黎俏以槍口抵著桌面,眼睛直視著云厲,“動他先動我。”
話落的瞬間,她掏出柯爾特,緩緩放在了桌上。
云厲目光顫抖——
沙漠之鷹是商郁的,柯爾特是他的。
她握著沙漠之鷹護著商郁,卻把他送的槍遞了回來。
千言萬語,說不清道不明。
云厲只知道,他不戰而敗了。
他嗓尖干澀,隱隱泛著鐵銹般的苦澀味道。
余光深處,是商郁不動如山淡然勾唇的矜冷雅然。
商少衍,好手段,殺人先誅心。
用這樣的方法,給了他致命一擊。
云厲垂眸看著桌上的柯爾特,久久沒有回神。
他也想整理心情,重新落座,假裝一切都沒發生過。
但是太難了。
黎俏為了商郁奮不顧身的那一刻,他就知道自己輸的一敗涂地。
云厲不是沖動的毛頭小子,即便內心翻江倒海,面上依舊能保持相對的鎮定。
他咬著牙,故作嫌棄地將柯爾特往黎俏的面前推了推,瞪著她,沙啞地笑,“你他媽又氣我?”
黎俏眼里的波瀾漸漸退去,望著云厲隱隱舒了口氣,“不想我氣你,你就別發瘋。”
方才進門,她親眼看到云厲拿著沙漠之鷹對準了商郁的眉心。
那種潛意識里激發出的憤怒和緊張,讓她不假思索地做出了一系列的舉措。
但黎俏對云厲還是留有情面的。
假如換做旁人,那九發子彈,就不會打進墻壁了。
“點菜吧。”這時,沉默許久的商郁沉聲開腔,也拽回了兩人的理智。
云厲入座的瞬間,才感覺自己的雙腿已經僵硬麻痹。
黎俏重新收了柯爾特,并將沙漠之鷹遞給商郁,兩人指尖觸碰的剎那,她不由得嗔了男人一眼。
沒事露槍做什么!
還以為他們倆頂多會動一架,不成想卻動了槍。
她要是晚回來幾分鐘,后果還能想象嗎?
十分鐘后,服務員陸續送來菜品。
云厲始終低著頭看手機,直到震動聲打破了包廂的安寧,他才抓起扶手上的外套,起身往外走,“我接個電話。”

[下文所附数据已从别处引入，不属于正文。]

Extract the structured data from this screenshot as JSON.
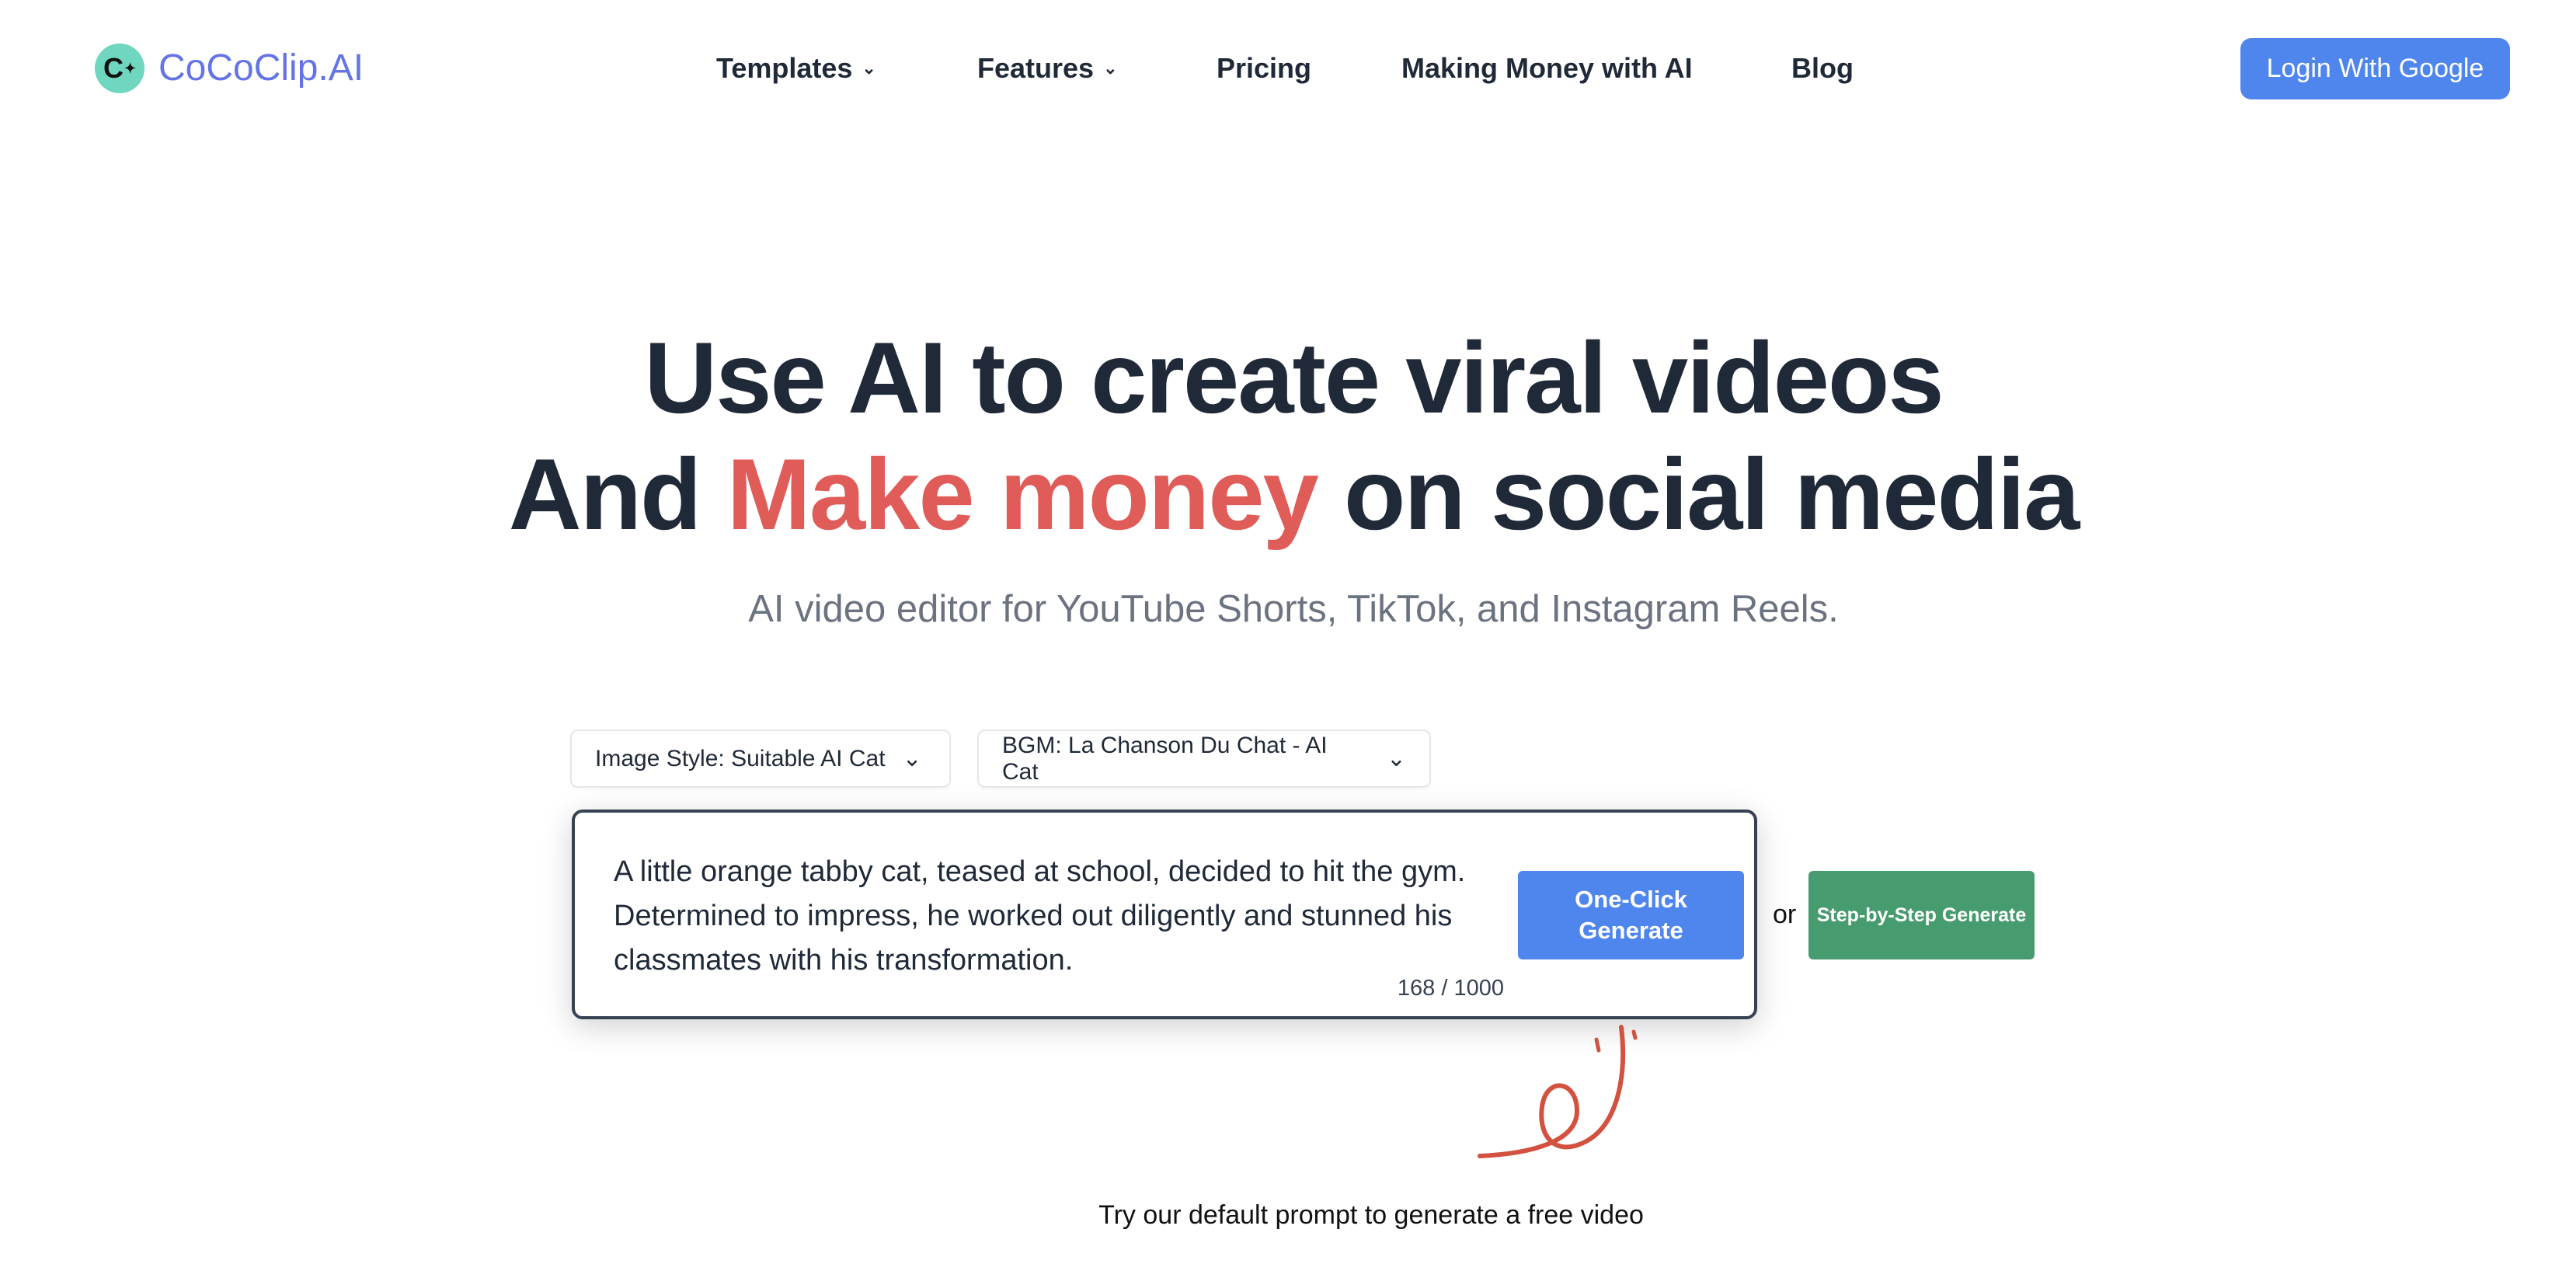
{
  "brand": {
    "name": "CoCoClip.AI",
    "logo_letter": "C",
    "color": "#6474e6"
  },
  "nav": {
    "items": [
      {
        "label": "Templates",
        "has_dropdown": true
      },
      {
        "label": "Features",
        "has_dropdown": true
      },
      {
        "label": "Pricing",
        "has_dropdown": false
      },
      {
        "label": "Making Money with AI",
        "has_dropdown": false
      },
      {
        "label": "Blog",
        "has_dropdown": false
      }
    ],
    "login_label": "Login With Google"
  },
  "hero": {
    "line1": "Use AI to create viral videos",
    "line2_pre": "And ",
    "line2_accent": "Make money",
    "line2_post": " on social media",
    "subtitle": "AI video editor for YouTube Shorts, TikTok, and Instagram Reels.",
    "accent_color": "#e05c59"
  },
  "generator": {
    "image_style": "Image Style: Suitable AI Cat",
    "bgm": "BGM: La Chanson Du Chat - AI Cat",
    "prompt": "A little orange tabby cat, teased at school, decided to hit the gym. Determined to impress, he worked out diligently and stunned his classmates with his transformation.",
    "counter": "168 / 1000",
    "one_click_label": "One-Click Generate",
    "or_label": "or",
    "step_label": "Step-by-Step Generate",
    "hint": "Try our default prompt to generate a free video"
  },
  "colors": {
    "primary": "#4f86ee",
    "secondary": "#479c6f"
  }
}
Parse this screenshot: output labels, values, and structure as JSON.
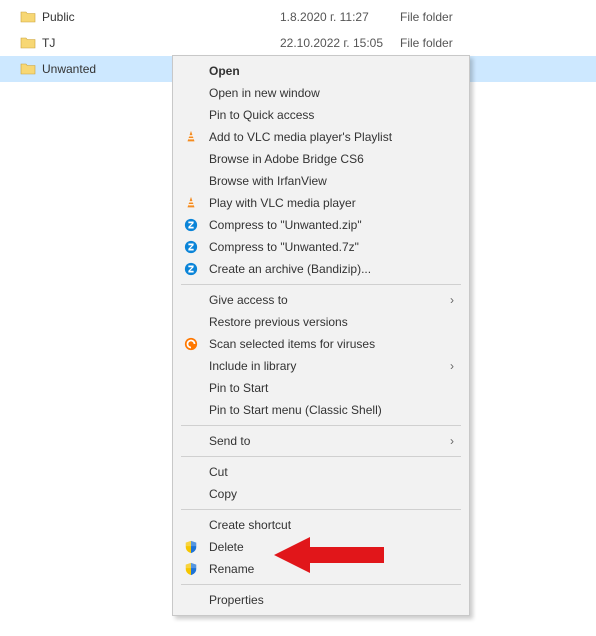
{
  "file_list": {
    "rows": [
      {
        "name": "Public",
        "date": "1.8.2020 г. 11:27",
        "type": "File folder",
        "selected": false
      },
      {
        "name": "TJ",
        "date": "22.10.2022 г. 15:05",
        "type": "File folder",
        "selected": false
      },
      {
        "name": "Unwanted",
        "date": "",
        "type": "",
        "selected": true
      }
    ]
  },
  "menu": {
    "open": "Open",
    "open_new_window": "Open in new window",
    "pin_quick": "Pin to Quick access",
    "vlc_add": "Add to VLC media player's Playlist",
    "bridge": "Browse in Adobe Bridge CS6",
    "irfan": "Browse with IrfanView",
    "vlc_play": "Play with VLC media player",
    "comp_zip": "Compress to \"Unwanted.zip\"",
    "comp_7z": "Compress to \"Unwanted.7z\"",
    "bandizip": "Create an archive (Bandizip)...",
    "give_access": "Give access to",
    "restore_prev": "Restore previous versions",
    "scan_virus": "Scan selected items for viruses",
    "include_lib": "Include in library",
    "pin_start": "Pin to Start",
    "pin_start_classic": "Pin to Start menu (Classic Shell)",
    "send_to": "Send to",
    "cut": "Cut",
    "copy": "Copy",
    "create_shortcut": "Create shortcut",
    "delete": "Delete",
    "rename": "Rename",
    "properties": "Properties"
  },
  "chevron": "›"
}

黎俏看著他拿走外套,詢問的話還沒出口,云厲的身影已經消失在門外。
他借故走了,不想再看見他們之間無法插足的默契,更不想讓自己的心事被黎俏發現。
有些體面,要自己留給自己。
云厲來到停車場,坐進車里,并將車頂重新遮了起來。
安靜的車廂里,他目光放空,直視著對面那一排豪車,良久后便急切地在收納盒里翻找著什么。
沒有煙。
這是剛提的新車,沒有煙。
嘴里苦澀的味道在泛濫,他急需一支煙來紓解某些情緒。
不多時,湖藍色的法拉利飛馳而出,轉眼就匯入了車流。
繞過街角,云厲去便利店買了煙酒,把車停在輔路上,坐進車廂就開始大口抽煙,大口喝酒。
最嗆的煙,最烈的酒,也壓不下喉間的苦。
許久不抽煙,濃煙嗆入肺,辣紅了他的眼眶。
這時,放在儀表盤上的手機嗡嗡作響。
云厲又喝了半罐啤酒,用力捏著易拉罐,拿起手機,嗓音恢復了低冷薄涼,“說。”
電話是云凌打來的。
他沒聽出云厲的不對勁,語氣興沖沖地說道:“哥,你可以啊,居然提前做了準備。”